Now you said about ERHE:
still the stock can't move away from the offering price of .075. The message of the market is telling me the LOI is not a done deal, the amount of cash if it gets done will be minimal, and a private placement bringing big time dilution will be required to keep the lights on. Not really that bad imo, simply the reality of the situation. - ssc
I DO NOT BELIEVE any of the above can be determined by the stock price.
The bid ask spread sometimes is so wide that the stock can move 20% either way. That's because the stock is not liquid...
Erhe does not have too many analysts following the stock with enough information to provide for any investor to make a rational valuation of what the stock is worth.
In fact, with no assets on the balance sheet or income on the income statement...NO ONE CAN VALUE IT.
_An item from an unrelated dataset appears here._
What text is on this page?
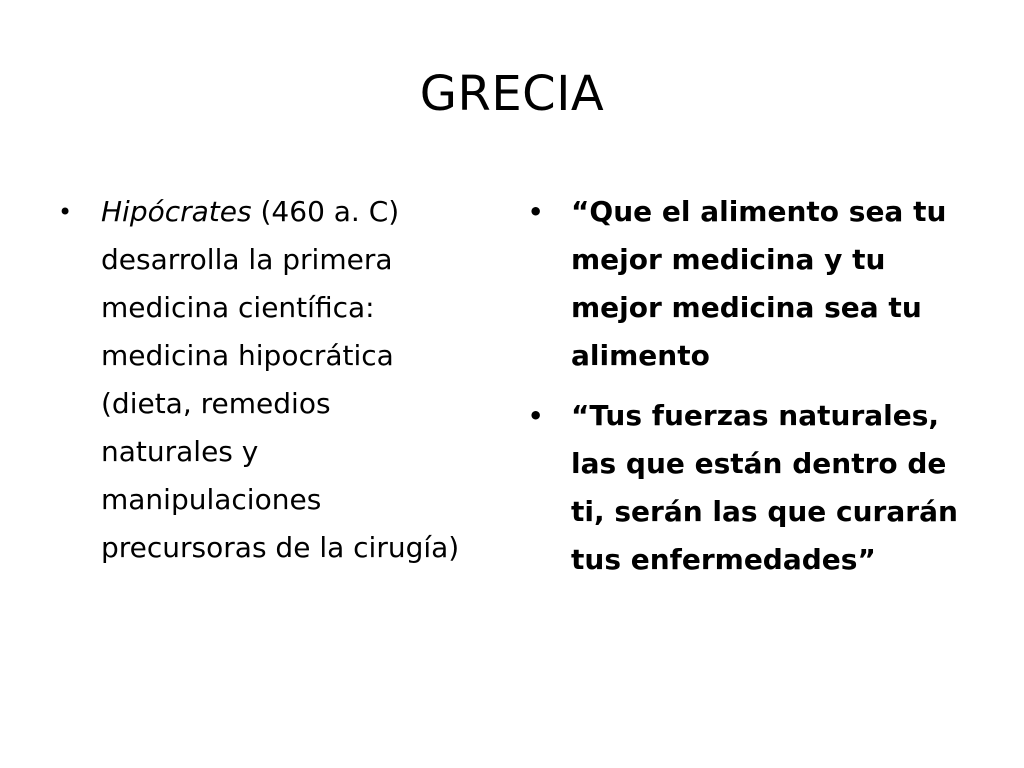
GRECIA
• Hipócrates (460 a. C) desarrolla la primera medicina científica: medicina hipocrática (dieta, remedios naturales y manipulaciones precursoras de la cirugía)
• “Que el alimento sea tu mejor medicina y tu mejor medicina sea tu alimento
• “Tus fuerzas naturales, las que están dentro de ti, serán las que curarán tus enfermedades”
We have no idea how much oil they will discover...and without that number you cannot try to estimate future revenue or income. Again NO ONE CAN VALUE IT.
The efficient market hypothesis that the market tells us things in the stock market DOES NOT APPLY.
A person could decide to sell some of their stock and buy a BMW instead...and the stock would plunge and everyone would interpret that the stock price is saying something, when all it is saying is someone preferred a BMW to holding the investment any longer.